Die Effektivität der MMS ist vielfach belegt worden. Bei den Patienten konnte beispielsweise ein Rückgang der AU-Tage um 75% erzielt werden, und die Zahl der Arztbesuche halbierte sich.

Viele unzureichende Ansätze

Im Vergleich zu den Nachbarländern werden hierzulande noch immer besonders viele operative Eingriffe an der Wirbelsäule vorgenommen. Dass eine chirurgische Maßnahme aber in den allermeisten Fällen möglicherweise unnötig, wenn nicht gar kontraproduktiv ist, hat eine Initiative der Deutschen Gesellschaft für Schmerztherapie demonstriert. Sie hat ein „Projekt zur integrierten Versorgung von Rückenschmerzen“ angestoßen, das bei Patienten mit Operationsindikation vorsieht, eine Zweitmeinung einzuholen. Das Ergebnis: In 89% der Fälle zweifelte der hinzugezogene Schmerzspezialist die Indikation zur Op. an, nur bei jedem zehnten Patienten wurde sie bestätigt. Besonders in der Kritik stehen derzeit auch sogenannte Wirbelsäulenzentren, so Böger, da sie oft nicht über die notwendige Interdisziplinarität verfügten, sondern eher als Portal für operative Interventionen dienen würden.

In deutschen Klinikambulanzen wurden in den letzten Jahren immer mehr Schmerzeinrichtungen gegründet, aber offenbar hapert es häufig an der Qualität. Zwar gaben in einer Umfrage 80% von ihnen an, multimodal zu behandeln, doch tatsächlich verfügten nur 5% der Klinikambulanzen über die nötigen psychologischen und physiotherapeutischen Qualifikationen. Unter den stationären Einrichtungen bekundeten 32%, ihren Patienten eine schmerztherapeutische Behandlung anzubieten, aber auch hier bestanden große Unterschiede in Art und Umfang. So bestehe laut Böger eine „stationäre Komplexbehandlung“ häufig vorrangig aus periradikulären Injektionen und Gerätetraining und erreiche eine viel geringere Effektstärke als die MMS nach den Richtlinien der Schmerzgesellschaften.

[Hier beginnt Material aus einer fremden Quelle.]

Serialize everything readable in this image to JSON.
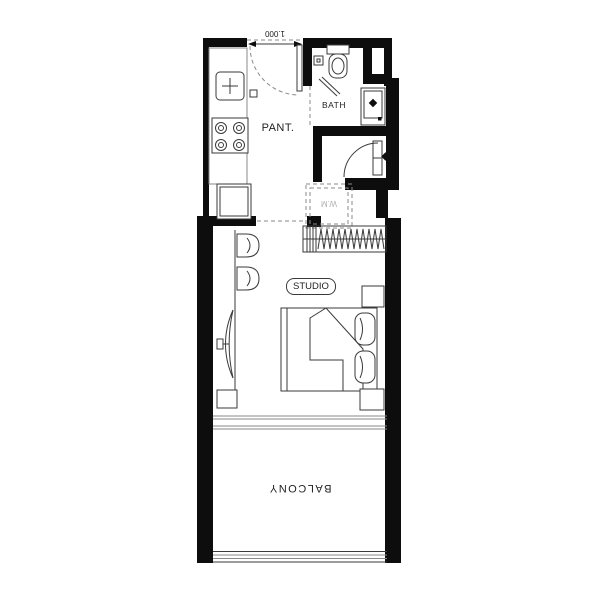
{
  "plan": {
    "labels": {
      "pantry": "PANT.",
      "bath": "BATH",
      "studio": "STUDIO",
      "balcony": "BALCONY",
      "washing_machine": "W.M",
      "entry_width_dimension": "1.000"
    },
    "fixtures": [
      "kitchen-sink",
      "stove-4-burner",
      "fridge",
      "kitchen-counter",
      "toilet",
      "floor-drain",
      "shower-screen",
      "wash-basin",
      "entry-door-swing",
      "foyer-door-swing",
      "washing-machine-box",
      "wardrobe-hanging-rail",
      "bar-stool",
      "bar-stool",
      "wall-tv",
      "tv-console",
      "double-bed",
      "duvet",
      "pillow",
      "pillow",
      "nightstand",
      "nightstand",
      "sliding-glass-door",
      "balcony-railing"
    ],
    "colors": {
      "bg": "#ffffff",
      "wall": "#0d0d0d",
      "line": "#3a3a3a",
      "light_line": "#8a8a8a",
      "muted_text": "#b0b0b0",
      "text": "#1f1f1f"
    }
  }
}
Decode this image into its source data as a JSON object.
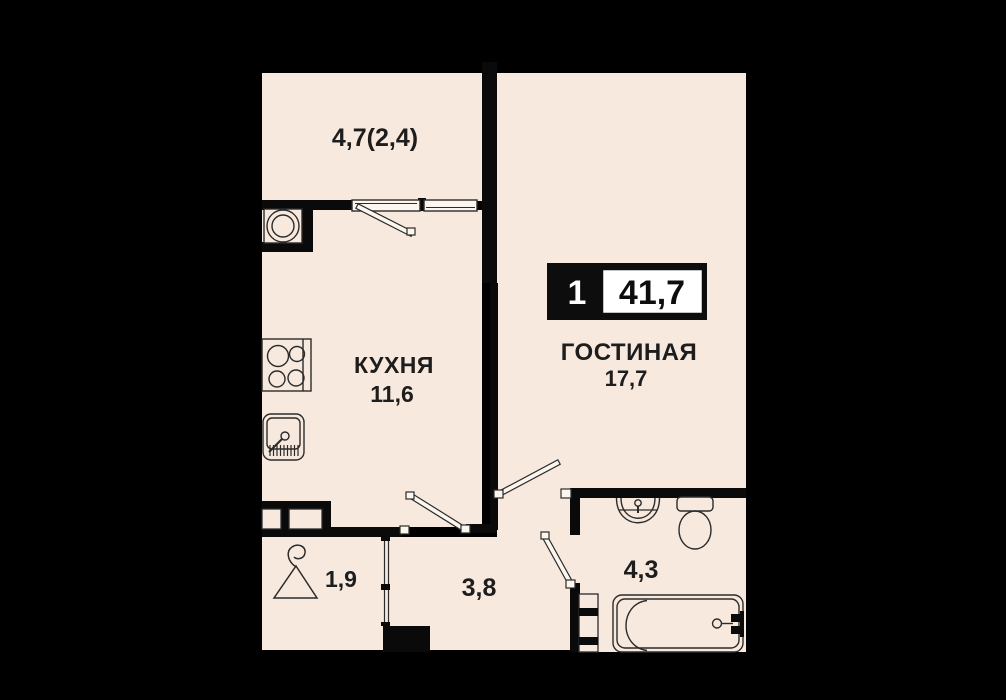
{
  "badge": {
    "room_count": "1",
    "total_area": "41,7"
  },
  "rooms": {
    "balcony": {
      "area": "4,7(2,4)"
    },
    "kitchen": {
      "name": "КУХНЯ",
      "area": "11,6"
    },
    "living": {
      "name": "ГОСТИНАЯ",
      "area": "17,7"
    },
    "hall": {
      "area": "3,8"
    },
    "wardrobe": {
      "area": "1,9"
    },
    "bathroom": {
      "area": "4,3"
    }
  },
  "colors": {
    "background": "#000000",
    "floor": "#f8e9de",
    "wall": "#0a0a0a",
    "line": "#2b2b2b",
    "badge_black": "#0d0d0d",
    "badge_white": "#ffffff"
  }
}
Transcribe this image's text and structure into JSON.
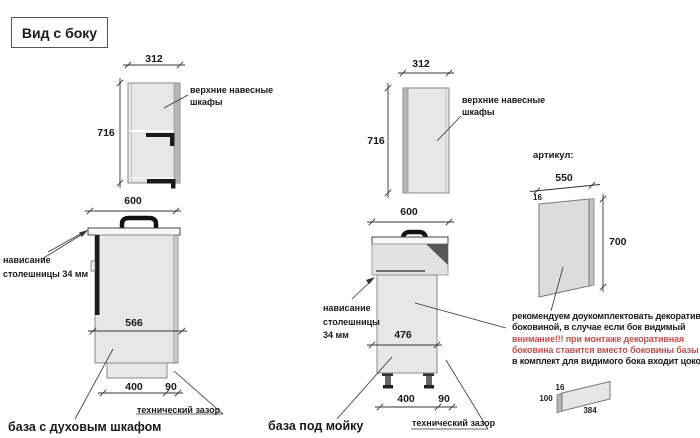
{
  "title": "Вид с боку",
  "colors": {
    "accent_red": "#c0504d",
    "cabinet_fill": "#e7e7e7",
    "cabinet_edge": "#8a8a8a"
  },
  "left_section": {
    "upper_cabinet": {
      "width": "312",
      "height": "716",
      "label": "верхние навесные\nшкафы"
    },
    "base_cabinet": {
      "caption": "база с духовым шкафом",
      "width": "600",
      "inner_depth": "566",
      "plinth_depth": "400",
      "gap": "90",
      "overhang_label": "нависание\nстолешницы 34 мм",
      "gap_label": "технический зазор"
    }
  },
  "middle_section": {
    "upper_cabinet": {
      "width": "312",
      "height": "716",
      "label": "верхние навесные\nшкафы"
    },
    "base_cabinet": {
      "caption": "база под мойку",
      "width": "600",
      "inner_depth": "476",
      "plinth_depth": "400",
      "gap": "90",
      "overhang_label": "нависание\nстолешницы\n34 мм",
      "gap_label": "технический зазор"
    }
  },
  "right_section": {
    "heading": "артикул:",
    "side_panel": {
      "width": "550",
      "thickness": "16",
      "height": "700"
    },
    "note": {
      "lines": [
        {
          "text": "рекомендуем доукомплектовать декоративной",
          "color": "black"
        },
        {
          "text": "боковиной, в случае если бок видимый",
          "color": "black"
        },
        {
          "text": "внимание!!! при монтаже декоративная",
          "color": "red"
        },
        {
          "text": "боковина ставится вместо боковины базы лдсп",
          "color": "red"
        },
        {
          "text": "в комплект для видимого бока входит цоколь:",
          "color": "black"
        }
      ]
    },
    "plinth": {
      "thickness": "16",
      "height": "100",
      "length": "384"
    }
  }
}
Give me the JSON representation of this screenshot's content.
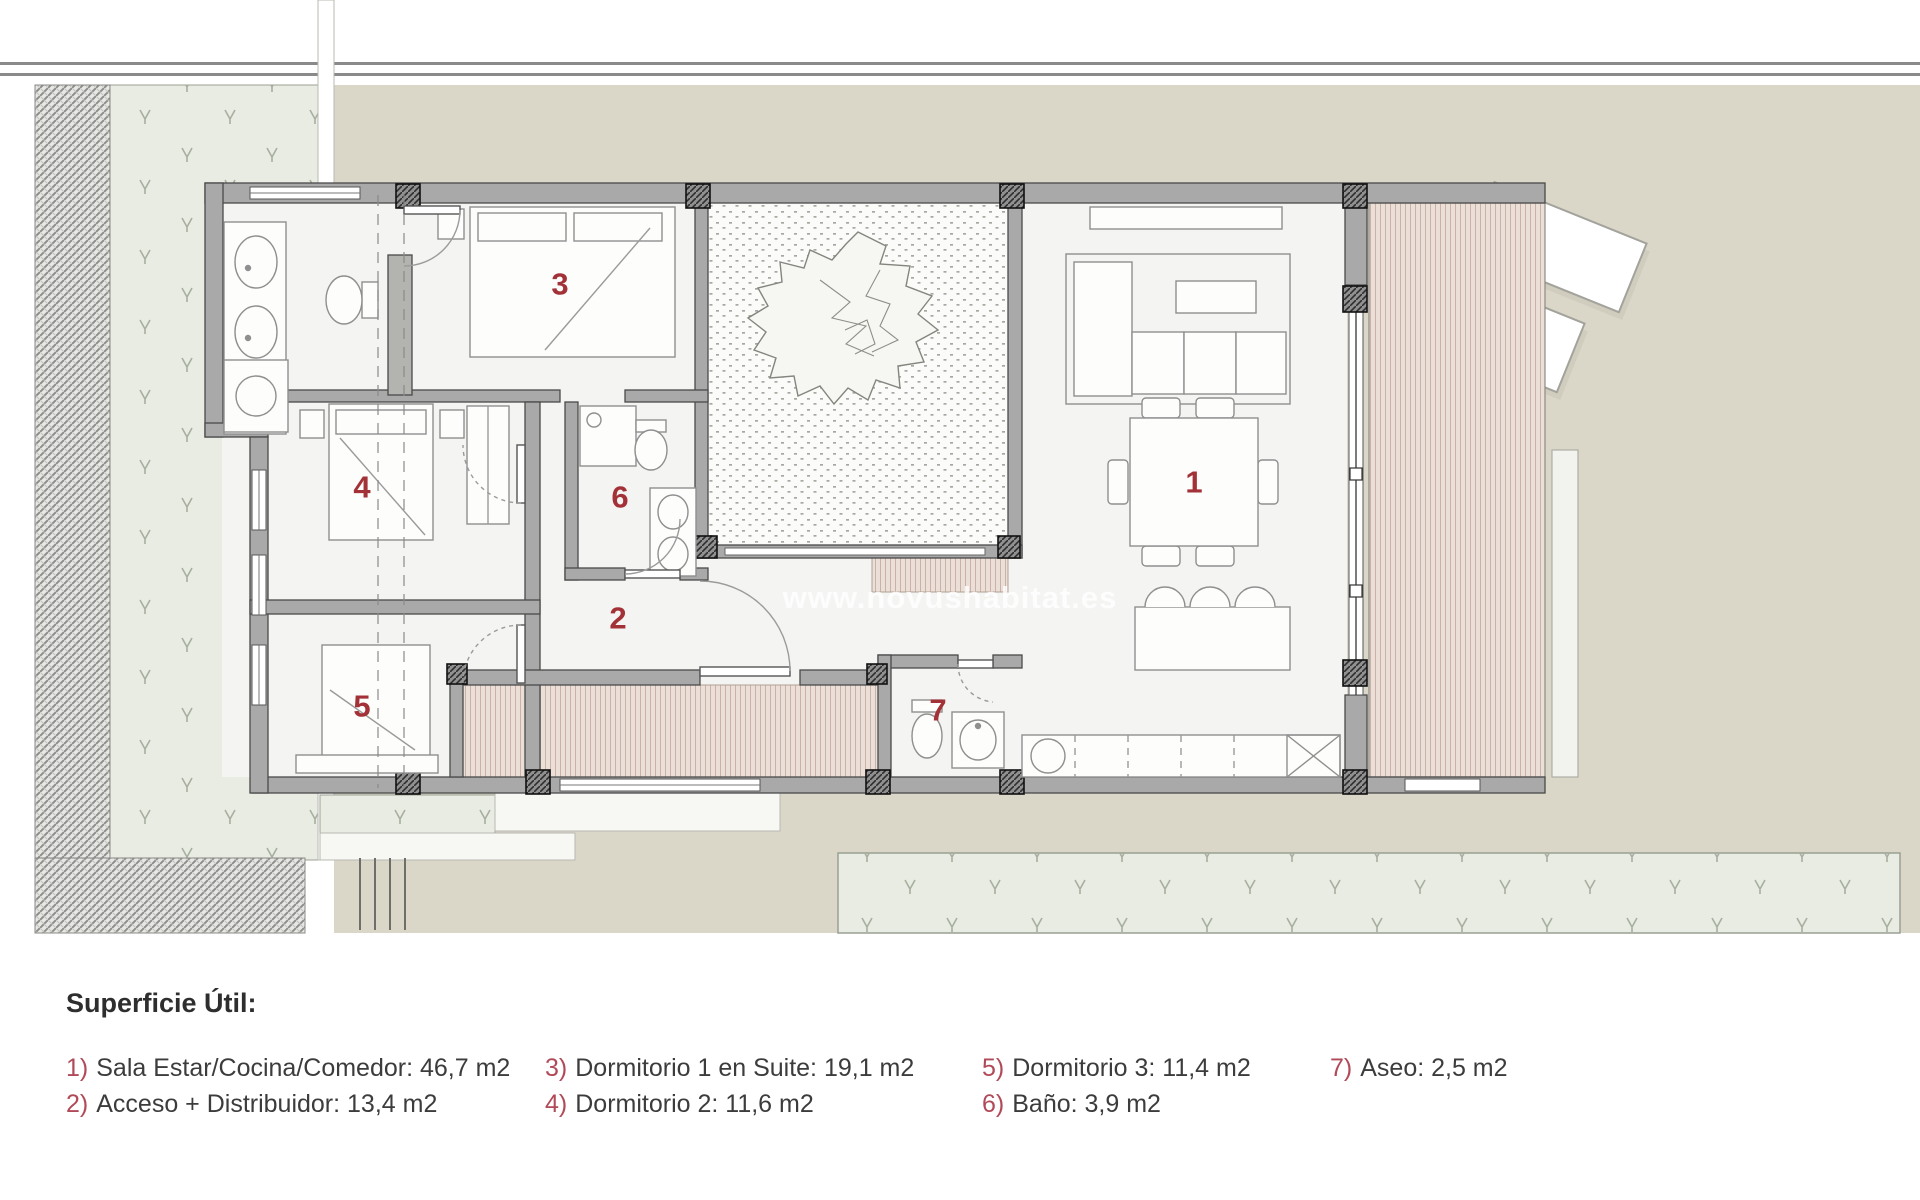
{
  "plan": {
    "watermark": "www.novushabitat.es",
    "colors": {
      "beige": "#dad7c9",
      "grass": "#e9ece3",
      "wall": "#a9a9a9",
      "wall_outline": "#4a4a4a",
      "deck": "#ebdfd7",
      "floor": "#f4f4f2",
      "label_red": "#a33238",
      "legend_red": "#b14a58"
    },
    "room_labels": [
      {
        "num": "1"
      },
      {
        "num": "2"
      },
      {
        "num": "3"
      },
      {
        "num": "4"
      },
      {
        "num": "5"
      },
      {
        "num": "6"
      },
      {
        "num": "7"
      }
    ]
  },
  "legend": {
    "title": "Superficie Útil:",
    "items": [
      {
        "num": "1)",
        "text": "Sala Estar/Cocina/Comedor: 46,7 m2"
      },
      {
        "num": "2)",
        "text": "Acceso + Distribuidor: 13,4 m2"
      },
      {
        "num": "3)",
        "text": "Dormitorio 1 en Suite: 19,1 m2"
      },
      {
        "num": "4)",
        "text": "Dormitorio 2: 11,6 m2"
      },
      {
        "num": "5)",
        "text": "Dormitorio 3: 11,4 m2"
      },
      {
        "num": "6)",
        "text": "Baño: 3,9 m2"
      },
      {
        "num": "7)",
        "text": "Aseo: 2,5 m2"
      }
    ]
  }
}
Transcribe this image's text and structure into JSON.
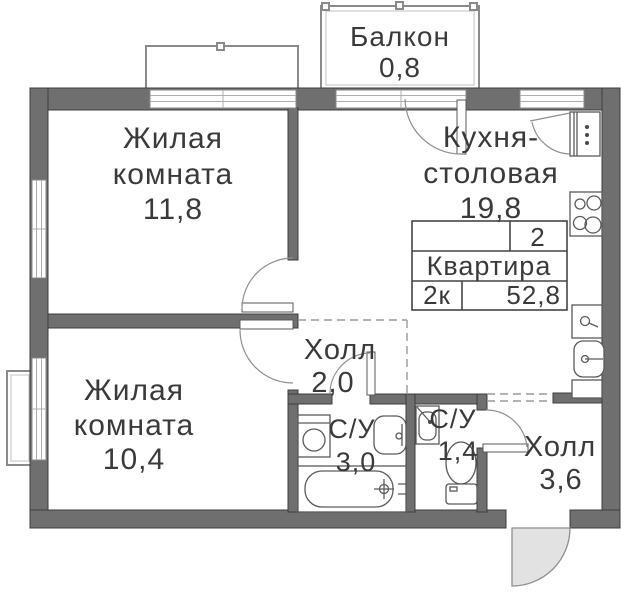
{
  "colors": {
    "wall": "#6f6f6f",
    "wall_stroke": "#3c3c3c",
    "line": "#8a8a8a",
    "text": "#3a3a3a",
    "door_fill": "#e2e2e2"
  },
  "legend": {
    "rooms_count": "2",
    "label": "Квартира",
    "plan_type": "2к",
    "total_area": "52,8"
  },
  "rooms": {
    "balcony": {
      "name": "Балкон",
      "area": "0,8"
    },
    "living1": {
      "line1": "Жилая",
      "line2": "комната",
      "area": "11,8"
    },
    "kitchen": {
      "line1": "Кухня-",
      "line2": "столовая",
      "area": "19,8"
    },
    "hall1": {
      "name": "Холл",
      "area": "2,0"
    },
    "living2": {
      "line1": "Жилая",
      "line2": "комната",
      "area": "10,4"
    },
    "bath1": {
      "name": "С/У",
      "area": "3,0"
    },
    "bath2": {
      "name": "С/У",
      "area": "1,4"
    },
    "hall2": {
      "name": "Холл",
      "area": "3,6"
    }
  }
}
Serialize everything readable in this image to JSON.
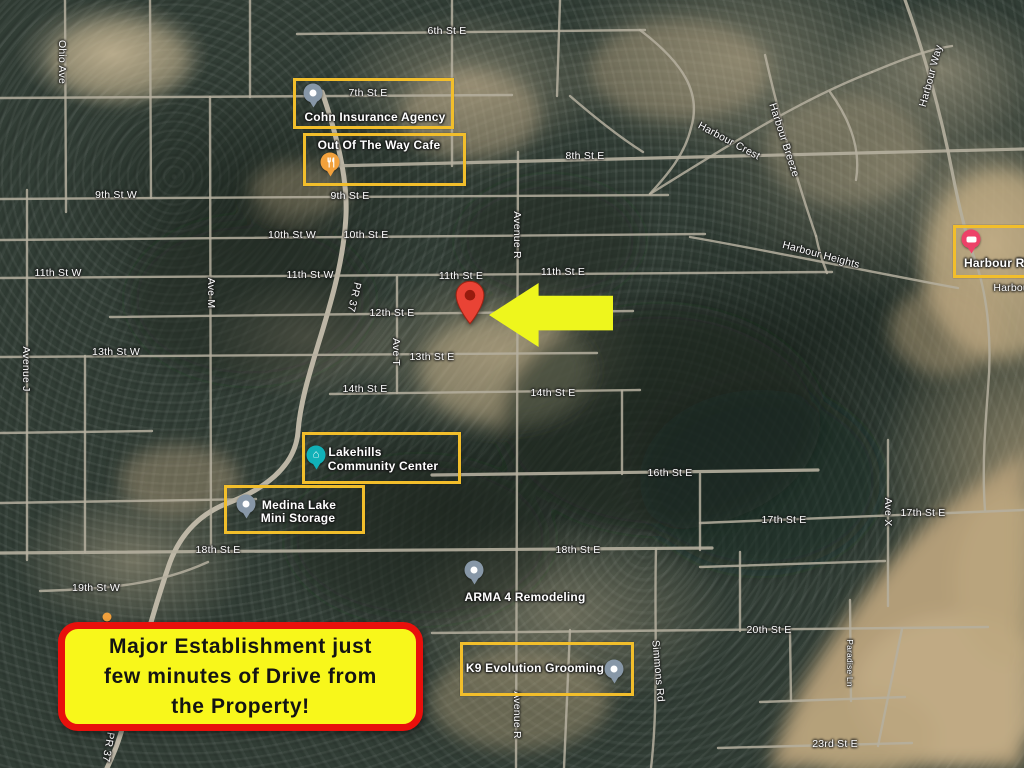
{
  "colors": {
    "highlight_box": "#F2BE2B",
    "arrow": "#EEF61D",
    "callout_bg": "#F8F71B",
    "callout_border": "#E8100C",
    "property_pin": "#E94335",
    "road": "#B5AF9F",
    "label_text": "#FFFFFF"
  },
  "annotations": {
    "callout": {
      "line1": "Major Establishment just",
      "line2": "few minutes of Drive from",
      "line3": "the Property!"
    },
    "arrow_direction": "left",
    "property_marker": "red-map-pin"
  },
  "pois": [
    {
      "name": "Cohn Insurance Agency",
      "lines": [
        "Cohn Insurance Agency"
      ],
      "icon": "generic-place",
      "pin_color": "#8797A7",
      "highlighted": true
    },
    {
      "name": "Out Of The Way Cafe",
      "lines": [
        "Out Of The Way Cafe"
      ],
      "icon": "restaurant",
      "pin_color": "#F2A13C",
      "highlighted": true
    },
    {
      "name": "Lakehills Community Center",
      "lines": [
        "Lakehills",
        "Community Center"
      ],
      "icon": "community-center",
      "pin_color": "#11B1B8",
      "highlighted": true
    },
    {
      "name": "Medina Lake Mini Storage",
      "lines": [
        "Medina Lake",
        "Mini Storage"
      ],
      "icon": "generic-place",
      "pin_color": "#8797A7",
      "highlighted": true
    },
    {
      "name": "ARMA 4 Remodeling",
      "lines": [
        "ARMA 4 Remodeling"
      ],
      "icon": "generic-place",
      "pin_color": "#8797A7",
      "highlighted": false
    },
    {
      "name": "K9 Evolution Grooming",
      "lines": [
        "K9 Evolution Grooming"
      ],
      "icon": "generic-place",
      "pin_color": "#8797A7",
      "highlighted": true
    },
    {
      "name": "Harbour RV",
      "lines": [
        "Harbour RV"
      ],
      "icon": "rv-park",
      "pin_color": "#ED4168",
      "highlighted": true
    }
  ],
  "streets": [
    "6th St E",
    "7th St E",
    "8th St E",
    "9th St W",
    "9th St E",
    "10th St W",
    "10th St E",
    "11th St W",
    "11th St W",
    "11th St E",
    "11th St E",
    "12th St E",
    "13th St W",
    "13th St E",
    "14th St E",
    "14th St E",
    "16th St E",
    "17th St E",
    "17th St E",
    "18th St E",
    "18th St E",
    "19th St W",
    "20th St E",
    "23rd St E",
    "Ohio Ave",
    "Avenue J",
    "Ave M",
    "PR 37",
    "PR 37",
    "Ave T",
    "Avenue R",
    "Avenue R",
    "Simmons Rd",
    "Ave X",
    "Harbour Way",
    "Harbour Crest",
    "Harbour Breeze",
    "Harbour Heights",
    "Paradise Ln",
    "Harbour"
  ]
}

Unsicherheiten gibt es auch bei der Versorgung mit Analgetika. Schmerzmittel wie nicht steroidale Antirheumatika (NSAR) sollten wegen ihres beträchtlichen Nebenwirkungspotenzials von Patienten mit chronischen Schmerzen nur kurzfristig und im Rahmen kombinierter Verfahren eingenommen werden. Dennoch ist ihre Einnahme noch immer auch über längere Zeiträume üblich.

Die umstrittenen Opioide werden in der aktuell überarbeitete S3-Leitlinie LONTS (Langzeitanwendung von Opioiden zur Behandlung bei nicht tumorbedingten Schmerzen) vom September 2014 auch weiterhin empfohlen. Opioidhaltige Schmerzmittel sind u.a. bei chronischem Rückenschmerz in Verbindung mit weiteren Maßnahmen für die befristete ein- bis dreimonatige Therapie indiziert. Tritt die gewünschte Schmerzlinderung bzw. Funktionsverbesserung nicht ein, ist die Fortsetzung der Opioidtherapie kontraindiziert. Bei individuellem Ansprechen kann laut LONTS, unter Beachtung der Möglichkeiten von Dosisreduktion und Auslassversuch, über drei Monate hinaus mit Opioiden behandelt werden.